BOSTON (11/29/2021) – On Wednesday, November 10, 2021, Senator Cindy F. Friedman (D-Arlington) and Representative Michelle Ciccolo (D-Lexington) testified before the Joint Committee on State Administration and Regulatory Oversight in support of legislation they filed that would designate July 8th as Massachusetts Emancipation Day a.k.a. Quock Walker Day.
The bills, S.2059 and H.3117, An Act designating July 8 as Massachusetts Emancipation Day a.k.a. Quock Walker Day, would direct the Governor to issue a proclamation commemorating the day each year.

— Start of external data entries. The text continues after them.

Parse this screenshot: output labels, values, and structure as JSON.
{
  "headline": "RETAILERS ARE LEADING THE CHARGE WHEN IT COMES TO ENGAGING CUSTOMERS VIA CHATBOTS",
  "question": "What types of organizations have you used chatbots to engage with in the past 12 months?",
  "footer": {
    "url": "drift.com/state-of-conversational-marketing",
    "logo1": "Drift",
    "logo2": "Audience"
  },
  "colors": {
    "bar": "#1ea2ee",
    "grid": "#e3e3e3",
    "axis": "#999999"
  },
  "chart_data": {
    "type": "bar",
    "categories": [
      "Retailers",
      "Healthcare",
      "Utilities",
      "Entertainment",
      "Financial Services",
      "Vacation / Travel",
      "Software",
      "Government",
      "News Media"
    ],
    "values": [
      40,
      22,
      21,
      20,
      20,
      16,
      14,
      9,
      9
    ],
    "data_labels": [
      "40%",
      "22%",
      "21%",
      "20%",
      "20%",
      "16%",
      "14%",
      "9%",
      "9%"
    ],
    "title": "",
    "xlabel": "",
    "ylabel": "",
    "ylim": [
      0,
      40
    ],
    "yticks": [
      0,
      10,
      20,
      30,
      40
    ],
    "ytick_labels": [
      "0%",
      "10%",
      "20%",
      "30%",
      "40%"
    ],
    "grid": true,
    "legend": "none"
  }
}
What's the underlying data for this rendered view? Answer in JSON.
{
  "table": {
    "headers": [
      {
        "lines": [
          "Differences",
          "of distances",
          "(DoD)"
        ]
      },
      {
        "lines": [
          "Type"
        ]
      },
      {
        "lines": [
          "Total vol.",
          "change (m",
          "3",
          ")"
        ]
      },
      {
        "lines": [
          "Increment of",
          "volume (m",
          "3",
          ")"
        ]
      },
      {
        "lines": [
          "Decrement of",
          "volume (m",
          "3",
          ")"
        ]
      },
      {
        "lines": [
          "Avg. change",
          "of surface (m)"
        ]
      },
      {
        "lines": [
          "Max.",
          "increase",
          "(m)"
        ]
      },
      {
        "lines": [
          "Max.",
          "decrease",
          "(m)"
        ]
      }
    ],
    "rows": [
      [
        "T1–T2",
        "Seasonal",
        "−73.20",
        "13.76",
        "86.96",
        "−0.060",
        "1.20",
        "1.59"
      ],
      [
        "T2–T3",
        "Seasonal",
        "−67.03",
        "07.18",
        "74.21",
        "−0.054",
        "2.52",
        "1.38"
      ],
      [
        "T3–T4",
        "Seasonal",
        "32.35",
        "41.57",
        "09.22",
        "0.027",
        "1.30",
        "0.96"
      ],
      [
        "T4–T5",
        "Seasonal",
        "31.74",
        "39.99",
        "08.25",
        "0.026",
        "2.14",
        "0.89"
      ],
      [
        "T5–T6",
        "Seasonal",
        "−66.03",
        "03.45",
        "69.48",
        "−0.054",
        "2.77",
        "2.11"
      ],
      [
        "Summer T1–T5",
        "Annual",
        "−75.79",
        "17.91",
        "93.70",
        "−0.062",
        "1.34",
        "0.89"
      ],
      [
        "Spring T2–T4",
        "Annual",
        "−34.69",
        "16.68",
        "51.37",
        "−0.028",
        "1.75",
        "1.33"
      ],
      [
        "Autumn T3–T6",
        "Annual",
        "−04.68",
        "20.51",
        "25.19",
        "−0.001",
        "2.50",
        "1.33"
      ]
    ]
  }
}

It is little known that on July 8, 1783, the Massachusetts Supreme Judicial Court ruled that the Constitution of the Commonwealth’s Declaration of Rights rendered slavery unconstitutional. Quock Walker, born to enslaved Black parents in Massachusetts, was the driving force behind this ruling. At 28 years old, after being promised his freedom on multiple occasions, Walker self-emancipated. Shortly after, Walker was found working nearby, was beaten and locked in a barn by his former enslaver. Walker sued his former enslaver for assault and battery and was found to be a free man by a jury of the Worcester County Court of Common Pleas. This ruling was appealed and the decision by the Massachusetts Supreme Judicial Court again found that Walker was a free man and this critical decision served as the precedent that ended slavery in the Commonwealth on constitutional grounds and led to Massachusetts becoming the first state in the nation to abolish slavery.
“Bringing awareness to Quock Walker and his story is so incredibly important” said Senator Friedman, Chair of the Joint Committee on Health Care Financing. “Passing this bill is one step we can take to acknowledge the injustices in our history as well as celebrate Massachusetts’ part in setting a nationwide precedent for human rights. I am hopeful that it will soon become law.”